Solving the main technological hurdle — standardising an evaluation of buildings’ flaws — has been only half the battle for BlocPower. Banks see retrofits in poorer districts as subprime, partly because they have lost money in the past.
Baird cites the example of one New York lender which financed a boiler in a church. When the pastor did not pay, the bank went to recover the boiler and was flooded with negative headlines in local news. That made investors “really gun-shy”, Baird says.
NY Green Bank’s success at attracting new private sector interest in financing energy-efficiency projects in buildings has also been called into question. Some say their public financing has lagged behind the private sector, rather than coaxing capital into precedent-setting deals.
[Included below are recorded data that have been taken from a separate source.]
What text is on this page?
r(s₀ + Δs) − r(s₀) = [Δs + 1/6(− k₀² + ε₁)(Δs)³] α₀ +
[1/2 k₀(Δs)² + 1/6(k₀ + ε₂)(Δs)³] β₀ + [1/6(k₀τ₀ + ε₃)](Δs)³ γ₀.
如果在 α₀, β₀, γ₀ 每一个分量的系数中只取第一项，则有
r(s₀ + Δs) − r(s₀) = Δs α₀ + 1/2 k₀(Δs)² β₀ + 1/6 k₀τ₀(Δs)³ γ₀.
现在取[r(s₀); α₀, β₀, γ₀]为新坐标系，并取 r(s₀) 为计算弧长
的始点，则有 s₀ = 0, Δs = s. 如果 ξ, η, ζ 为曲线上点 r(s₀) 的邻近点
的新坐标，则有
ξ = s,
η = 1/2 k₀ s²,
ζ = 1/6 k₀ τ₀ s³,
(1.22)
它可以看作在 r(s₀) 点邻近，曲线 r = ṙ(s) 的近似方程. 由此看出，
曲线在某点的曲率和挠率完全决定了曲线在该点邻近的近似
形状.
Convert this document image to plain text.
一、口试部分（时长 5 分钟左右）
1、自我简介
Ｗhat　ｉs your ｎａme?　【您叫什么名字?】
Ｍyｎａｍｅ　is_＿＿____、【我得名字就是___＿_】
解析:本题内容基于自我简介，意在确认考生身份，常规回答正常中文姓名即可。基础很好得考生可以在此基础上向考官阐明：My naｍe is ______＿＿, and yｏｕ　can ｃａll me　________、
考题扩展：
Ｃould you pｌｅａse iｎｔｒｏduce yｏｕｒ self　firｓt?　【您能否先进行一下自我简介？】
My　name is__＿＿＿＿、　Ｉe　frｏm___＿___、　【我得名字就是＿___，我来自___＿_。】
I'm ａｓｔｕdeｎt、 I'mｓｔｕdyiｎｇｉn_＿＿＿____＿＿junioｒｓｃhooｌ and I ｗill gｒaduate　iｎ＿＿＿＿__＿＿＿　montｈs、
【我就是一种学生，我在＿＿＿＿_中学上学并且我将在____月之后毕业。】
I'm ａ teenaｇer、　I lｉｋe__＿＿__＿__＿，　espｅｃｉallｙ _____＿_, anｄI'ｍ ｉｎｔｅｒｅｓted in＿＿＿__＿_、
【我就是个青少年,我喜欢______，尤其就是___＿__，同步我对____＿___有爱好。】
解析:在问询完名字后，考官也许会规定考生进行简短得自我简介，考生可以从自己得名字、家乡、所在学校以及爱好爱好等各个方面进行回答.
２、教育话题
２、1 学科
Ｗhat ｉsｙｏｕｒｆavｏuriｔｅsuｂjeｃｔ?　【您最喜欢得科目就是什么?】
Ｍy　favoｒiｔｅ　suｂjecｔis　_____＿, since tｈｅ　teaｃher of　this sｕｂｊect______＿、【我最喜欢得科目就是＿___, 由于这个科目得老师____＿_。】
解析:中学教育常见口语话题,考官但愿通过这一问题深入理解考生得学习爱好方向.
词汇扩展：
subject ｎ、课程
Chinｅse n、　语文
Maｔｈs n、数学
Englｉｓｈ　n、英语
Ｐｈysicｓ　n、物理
To date, the organisation has invested more than $1.3bn in environmental projects, focused heavily on wind and solar energy generation. But some clean energy advocates are urging it and other green banks to switch more financing to building upgrades, and providing help to prepare homes for extreme weather, improve ventilation, and swap gas boilers for electric heat pumps.
Alfred Griffin, the founding president of NY Green Bank who recently left and earlier this year joined Generate Capital, a private sustainable infrastructure investor, defends the bank’s record and says attracting private financing for improvements to building stock is not easy.
“That’s such a big opportunity — but there’s not as much activity in the market as we would like to see,” Griffin says. “And I think that’s not just a New York Green Bank perspective, that’s a general market frustration. We have to be responsive to where the market activity is.”
Adam Zurofsky, who oversaw the bank as New York’s former deputy secretary for energy and finance, also argues that there is little reason for impact investors to double up on projects once conventional finance is easily available. He says: “If you get to the point where you’re competing with Goldman and Citi to underwrite a deal, then you’ve won. You should move on.”